Why on earth do I need to manage YET ANOTHER account just to ask a question, get a response, and leave?
Unfortunately, because we get enough trolls and spammers as-is, and I don't even want to imagine what happens if we lift that restriction as well. Sorry!
I work at a small business. Despite computer software being about the literal opposite of our business (plants), the founder built an entire suite of interconnected tools that runs off MS BASIC for Xenix, on a single HP machine running SCO OpenServer. The machine has so many customizations, self-scheduling cron/at jobs, odd nooks for files, weird tweaked programs, and special conventions that if a server with a dedicated hostname qualifies as a pet (as opposed to cattle), I'd be THIS THING'S pet.

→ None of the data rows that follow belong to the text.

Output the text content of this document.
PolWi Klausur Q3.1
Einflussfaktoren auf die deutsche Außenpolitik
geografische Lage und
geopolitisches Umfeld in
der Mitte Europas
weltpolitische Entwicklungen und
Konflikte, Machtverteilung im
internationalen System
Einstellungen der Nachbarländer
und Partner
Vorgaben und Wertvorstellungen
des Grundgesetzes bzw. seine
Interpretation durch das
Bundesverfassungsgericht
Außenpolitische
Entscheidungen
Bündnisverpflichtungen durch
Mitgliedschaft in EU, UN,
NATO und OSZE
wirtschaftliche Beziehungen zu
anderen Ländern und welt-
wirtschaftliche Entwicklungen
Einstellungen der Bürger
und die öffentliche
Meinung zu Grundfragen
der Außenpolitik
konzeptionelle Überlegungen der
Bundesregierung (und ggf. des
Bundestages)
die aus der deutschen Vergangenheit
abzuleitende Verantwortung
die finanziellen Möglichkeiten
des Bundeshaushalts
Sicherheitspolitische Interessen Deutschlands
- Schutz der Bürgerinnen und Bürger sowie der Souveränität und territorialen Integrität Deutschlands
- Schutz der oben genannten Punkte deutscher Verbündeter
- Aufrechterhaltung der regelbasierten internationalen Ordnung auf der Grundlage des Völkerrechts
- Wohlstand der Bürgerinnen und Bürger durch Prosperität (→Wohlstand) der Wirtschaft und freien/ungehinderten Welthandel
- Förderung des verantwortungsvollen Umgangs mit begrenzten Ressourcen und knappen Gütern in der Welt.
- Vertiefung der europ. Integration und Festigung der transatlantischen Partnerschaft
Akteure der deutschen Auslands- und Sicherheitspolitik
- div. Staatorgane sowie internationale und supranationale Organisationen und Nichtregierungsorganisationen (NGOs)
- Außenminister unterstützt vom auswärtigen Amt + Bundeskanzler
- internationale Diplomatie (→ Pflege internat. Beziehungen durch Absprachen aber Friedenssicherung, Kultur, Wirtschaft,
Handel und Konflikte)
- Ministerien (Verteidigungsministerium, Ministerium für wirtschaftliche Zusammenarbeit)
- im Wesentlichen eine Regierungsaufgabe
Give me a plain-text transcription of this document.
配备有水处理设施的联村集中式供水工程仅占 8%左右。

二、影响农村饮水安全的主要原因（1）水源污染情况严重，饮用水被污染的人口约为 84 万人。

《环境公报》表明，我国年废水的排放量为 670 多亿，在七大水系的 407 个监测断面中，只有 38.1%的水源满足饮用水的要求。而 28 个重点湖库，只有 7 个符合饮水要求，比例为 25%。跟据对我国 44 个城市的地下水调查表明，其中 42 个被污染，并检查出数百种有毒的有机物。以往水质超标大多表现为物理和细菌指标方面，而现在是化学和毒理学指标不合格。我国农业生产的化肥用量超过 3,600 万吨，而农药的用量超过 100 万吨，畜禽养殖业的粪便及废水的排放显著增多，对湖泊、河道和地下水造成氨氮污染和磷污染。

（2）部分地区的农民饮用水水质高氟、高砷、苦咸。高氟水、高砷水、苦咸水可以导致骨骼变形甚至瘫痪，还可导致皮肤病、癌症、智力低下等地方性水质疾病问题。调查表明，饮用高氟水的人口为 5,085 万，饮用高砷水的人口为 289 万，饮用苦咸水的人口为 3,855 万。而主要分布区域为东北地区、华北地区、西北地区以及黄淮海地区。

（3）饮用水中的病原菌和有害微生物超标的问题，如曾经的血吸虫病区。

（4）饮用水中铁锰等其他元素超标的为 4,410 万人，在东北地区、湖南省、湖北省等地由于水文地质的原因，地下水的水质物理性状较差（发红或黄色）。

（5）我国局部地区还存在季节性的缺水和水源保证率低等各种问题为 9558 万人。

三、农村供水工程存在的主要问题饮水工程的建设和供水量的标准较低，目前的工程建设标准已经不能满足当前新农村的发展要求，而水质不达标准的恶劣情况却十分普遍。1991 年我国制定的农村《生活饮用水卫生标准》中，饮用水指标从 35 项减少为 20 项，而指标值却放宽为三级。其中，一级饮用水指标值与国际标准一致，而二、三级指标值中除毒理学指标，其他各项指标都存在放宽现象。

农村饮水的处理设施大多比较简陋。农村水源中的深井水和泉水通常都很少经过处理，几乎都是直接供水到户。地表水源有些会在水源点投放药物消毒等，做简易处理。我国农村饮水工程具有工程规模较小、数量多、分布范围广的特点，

The system handled EVERYTHING. Accounting, payroll, pesticide management, inventory, attendance, business contacts, shipping label printing... all out of a bunch of terminal menus (which are actually text files with control codes that get `cat`ed out).
But by God, the most horrifying part of it all are those BASIC files. They're IMPENETRABLE.
Firstly, I don't believe this version of BASIC supports named functions or subroutines. At all. But that's fine. MS BASIC being what it is, the interpreter only can deal with a certain number of characters per logical line, and that includes data definitions.
This version of BASIC (like so many others) includes its own serialization format and record/file access scheme. You declare the layout of the data file you want, open that file, and BASIC will handle (most of) the rest.
So when the founder started hitting the internal line limit while defining the data file's fields, he would cut the names of the fields down to fit more on that one line. Over time `30 AS EMPLOYEENAME` became `30ASEMPLNAME`, which became `30ASEMNAME` which became `30ASAF(1)`.
Every cent we transact, and every employee's timecards still flow through this old system, some even using bona fide Wyse terminals. To reiterate, this man was, first and foremost, a farmer. His contraption is terrifying, but commands immense respect. It's lasted 30-some years with continuous tweaking and refining, and we still have yet to replicate even half of its functionality. (Though there are other organizational issues that are making that difficult.)
On a personal note, aside from the calcified codebase and occasional spelling errors, it's a stellar business application. It's fast, mostly coherent, and keyboard-driven in such a way that experienced employees can navigate it faster than the terminal can refresh. We've been working for years to replace it, but at the same time, there's a lot our newfangled Angular+PHP+MySQL replacement could learn from it.